Ce n’était pas une mauvaise idée, au contraire. Il était à présent submergé jusqu’aux hanches et devait se concentrer pour conserver sa stabilité ; un bon exercice.

   Il expira bruyamment en avançant les mains devant lui, simulant une poussée, puis inspira profondément en les ramenant près du corps ; il exécuta les mêmes mouvements sur les côtés.

   Malgré la fraîcheur de l’eau, il ressentit à nouveau cette chaleur revigorante le parcourir de haut en bas pour lui constituer une protection à toute épreuve, un bouclier d’acier.

   Ressentir. L’eau coule gentiment, elle glisse. Elle s’adapte à son adversaire. Elle s’infiltre sans jamais se briser. Elle peut être douce, comme dangereuse.

   Il percevait étroitement son environnement. Repérant un aigle voler, écoutant le craquement d’un arbre plié par le vent. L’eau continuait de couler. Tout devenait limpide.

   Se calmer, décharger son énergie. Ressentir davantage. Percevoir l’enracinement des jambes. Dévaloriser la vue, comprendre les autres sens. Dégager une nouvelle expression, se rechercher. Trouver sa voie. Respirer…

   Se solidifier pour mieux se détendre, apprendre. Ne pas affronter la force ; la dévier. Réagir. Savoir s’exprimer. Apprendre à se pardonner. Pardonner.

   Trouver la fluidité, la réaction juste, la réaction imparable.
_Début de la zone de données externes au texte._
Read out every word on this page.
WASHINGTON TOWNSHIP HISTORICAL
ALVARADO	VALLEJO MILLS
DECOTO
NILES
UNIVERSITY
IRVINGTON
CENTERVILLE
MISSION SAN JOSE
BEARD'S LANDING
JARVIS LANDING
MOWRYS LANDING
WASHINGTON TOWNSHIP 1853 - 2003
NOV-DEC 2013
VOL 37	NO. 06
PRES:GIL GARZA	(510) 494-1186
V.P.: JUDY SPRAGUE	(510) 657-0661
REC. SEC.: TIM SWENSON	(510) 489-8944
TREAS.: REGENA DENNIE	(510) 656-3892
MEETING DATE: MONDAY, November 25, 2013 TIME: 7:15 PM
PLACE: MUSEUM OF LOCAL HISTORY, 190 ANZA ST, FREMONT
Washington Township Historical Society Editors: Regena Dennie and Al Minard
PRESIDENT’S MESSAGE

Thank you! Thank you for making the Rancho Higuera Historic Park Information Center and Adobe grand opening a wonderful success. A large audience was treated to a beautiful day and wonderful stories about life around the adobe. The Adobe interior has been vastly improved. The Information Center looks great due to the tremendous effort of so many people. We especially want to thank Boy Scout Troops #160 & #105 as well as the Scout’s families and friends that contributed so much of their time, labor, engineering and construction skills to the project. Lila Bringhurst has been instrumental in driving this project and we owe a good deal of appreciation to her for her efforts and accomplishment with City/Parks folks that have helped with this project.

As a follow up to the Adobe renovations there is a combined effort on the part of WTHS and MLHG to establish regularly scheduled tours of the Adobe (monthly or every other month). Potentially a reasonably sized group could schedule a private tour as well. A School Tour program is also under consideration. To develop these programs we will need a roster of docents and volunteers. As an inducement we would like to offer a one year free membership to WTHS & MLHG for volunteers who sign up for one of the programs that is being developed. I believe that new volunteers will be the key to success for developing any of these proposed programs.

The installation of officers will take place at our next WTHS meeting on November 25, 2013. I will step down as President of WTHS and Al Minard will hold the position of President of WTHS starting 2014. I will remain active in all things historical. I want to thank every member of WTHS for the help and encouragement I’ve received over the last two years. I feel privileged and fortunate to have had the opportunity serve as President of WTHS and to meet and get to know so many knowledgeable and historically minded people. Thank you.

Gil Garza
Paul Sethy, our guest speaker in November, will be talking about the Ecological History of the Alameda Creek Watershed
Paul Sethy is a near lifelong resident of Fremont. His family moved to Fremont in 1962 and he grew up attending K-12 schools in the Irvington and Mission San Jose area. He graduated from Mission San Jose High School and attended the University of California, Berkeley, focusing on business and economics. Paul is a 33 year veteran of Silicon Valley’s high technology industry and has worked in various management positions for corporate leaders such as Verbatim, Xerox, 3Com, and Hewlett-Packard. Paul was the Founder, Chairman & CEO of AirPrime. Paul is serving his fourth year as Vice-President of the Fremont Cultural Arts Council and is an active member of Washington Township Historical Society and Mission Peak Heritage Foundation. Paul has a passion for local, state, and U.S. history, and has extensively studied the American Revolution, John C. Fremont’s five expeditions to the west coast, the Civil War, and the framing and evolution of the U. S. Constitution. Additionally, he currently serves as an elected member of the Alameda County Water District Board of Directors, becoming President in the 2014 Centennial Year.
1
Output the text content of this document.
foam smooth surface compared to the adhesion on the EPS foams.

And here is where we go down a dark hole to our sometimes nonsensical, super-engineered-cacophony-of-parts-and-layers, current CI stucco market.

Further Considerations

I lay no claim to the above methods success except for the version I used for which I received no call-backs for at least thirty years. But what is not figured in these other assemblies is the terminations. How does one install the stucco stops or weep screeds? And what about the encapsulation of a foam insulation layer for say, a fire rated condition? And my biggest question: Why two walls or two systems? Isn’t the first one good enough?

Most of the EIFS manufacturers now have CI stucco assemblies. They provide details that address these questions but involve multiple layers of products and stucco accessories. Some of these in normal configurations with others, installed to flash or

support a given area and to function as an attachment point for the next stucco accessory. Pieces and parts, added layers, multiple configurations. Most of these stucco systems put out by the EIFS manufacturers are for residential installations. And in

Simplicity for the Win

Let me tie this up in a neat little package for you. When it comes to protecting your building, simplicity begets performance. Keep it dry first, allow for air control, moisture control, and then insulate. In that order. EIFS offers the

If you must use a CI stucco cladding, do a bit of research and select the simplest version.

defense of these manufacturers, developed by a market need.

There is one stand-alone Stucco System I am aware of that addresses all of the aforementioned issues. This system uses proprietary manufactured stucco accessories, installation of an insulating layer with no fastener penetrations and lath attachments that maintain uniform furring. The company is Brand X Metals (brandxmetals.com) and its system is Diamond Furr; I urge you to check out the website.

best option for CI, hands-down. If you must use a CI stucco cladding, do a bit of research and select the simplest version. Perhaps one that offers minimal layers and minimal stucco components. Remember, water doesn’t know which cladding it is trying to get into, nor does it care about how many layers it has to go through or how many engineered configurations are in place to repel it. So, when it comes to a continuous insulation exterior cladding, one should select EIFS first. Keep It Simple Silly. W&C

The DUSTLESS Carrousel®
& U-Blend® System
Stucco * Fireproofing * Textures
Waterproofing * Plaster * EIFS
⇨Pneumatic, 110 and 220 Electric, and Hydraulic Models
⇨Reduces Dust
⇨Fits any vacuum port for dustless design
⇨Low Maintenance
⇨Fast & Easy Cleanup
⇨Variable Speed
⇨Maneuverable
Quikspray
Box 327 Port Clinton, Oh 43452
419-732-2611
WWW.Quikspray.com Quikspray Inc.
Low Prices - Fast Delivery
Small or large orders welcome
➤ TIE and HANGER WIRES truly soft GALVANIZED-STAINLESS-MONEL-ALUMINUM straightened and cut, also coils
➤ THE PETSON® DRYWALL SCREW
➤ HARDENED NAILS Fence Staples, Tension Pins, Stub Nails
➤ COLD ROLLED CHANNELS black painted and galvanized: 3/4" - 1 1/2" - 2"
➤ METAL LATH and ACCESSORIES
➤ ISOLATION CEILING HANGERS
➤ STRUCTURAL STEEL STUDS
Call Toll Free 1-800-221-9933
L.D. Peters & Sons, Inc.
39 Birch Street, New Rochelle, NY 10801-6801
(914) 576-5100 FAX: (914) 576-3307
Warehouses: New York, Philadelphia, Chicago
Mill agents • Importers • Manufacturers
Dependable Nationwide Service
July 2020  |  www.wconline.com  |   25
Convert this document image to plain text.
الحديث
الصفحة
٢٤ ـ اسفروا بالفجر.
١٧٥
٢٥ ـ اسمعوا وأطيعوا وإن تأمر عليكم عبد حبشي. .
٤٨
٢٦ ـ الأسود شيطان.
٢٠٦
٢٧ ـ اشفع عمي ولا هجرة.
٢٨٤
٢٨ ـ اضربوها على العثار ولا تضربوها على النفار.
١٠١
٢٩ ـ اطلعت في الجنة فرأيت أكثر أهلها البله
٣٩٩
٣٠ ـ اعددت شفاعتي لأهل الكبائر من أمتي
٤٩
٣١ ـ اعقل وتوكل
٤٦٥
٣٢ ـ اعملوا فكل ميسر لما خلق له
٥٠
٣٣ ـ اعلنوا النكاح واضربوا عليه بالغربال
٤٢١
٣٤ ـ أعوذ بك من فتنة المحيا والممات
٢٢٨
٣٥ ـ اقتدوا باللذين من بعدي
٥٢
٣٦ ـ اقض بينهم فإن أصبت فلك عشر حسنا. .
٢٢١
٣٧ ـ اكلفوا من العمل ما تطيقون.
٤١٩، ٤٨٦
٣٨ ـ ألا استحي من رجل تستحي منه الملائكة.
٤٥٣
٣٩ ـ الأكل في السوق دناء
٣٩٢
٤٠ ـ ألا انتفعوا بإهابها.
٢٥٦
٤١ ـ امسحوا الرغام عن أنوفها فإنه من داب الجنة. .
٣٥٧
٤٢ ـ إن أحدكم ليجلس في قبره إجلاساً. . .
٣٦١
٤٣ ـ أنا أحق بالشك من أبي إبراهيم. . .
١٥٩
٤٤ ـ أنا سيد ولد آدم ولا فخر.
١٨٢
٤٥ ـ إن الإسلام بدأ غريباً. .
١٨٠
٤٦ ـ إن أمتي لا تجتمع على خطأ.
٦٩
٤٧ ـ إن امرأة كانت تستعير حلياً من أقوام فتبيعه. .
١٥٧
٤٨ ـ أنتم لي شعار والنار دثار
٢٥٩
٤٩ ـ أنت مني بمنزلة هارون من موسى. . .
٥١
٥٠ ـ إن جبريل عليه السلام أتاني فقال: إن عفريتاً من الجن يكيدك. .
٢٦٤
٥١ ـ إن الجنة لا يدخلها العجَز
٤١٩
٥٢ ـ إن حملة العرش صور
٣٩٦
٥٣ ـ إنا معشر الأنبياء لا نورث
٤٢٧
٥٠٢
Rechercher la perfection en toute chose, amener son corps à ses moindres souhaits. Contracter, relâcher.

   Comprendre l’aura, développer son énergie. S’améliorer. Comprendre ce qui est défini, mais rechercher l’informe.

   Chaque connaissance est une chance, une opportunité. Elle s’acquière par plus grand que soi, mais surtout par soi-même.

   Eldan resta des heures sous la cascade, plongé dans un état de compréhension et de vacuité émotionnelle. Recherchant, ressentant.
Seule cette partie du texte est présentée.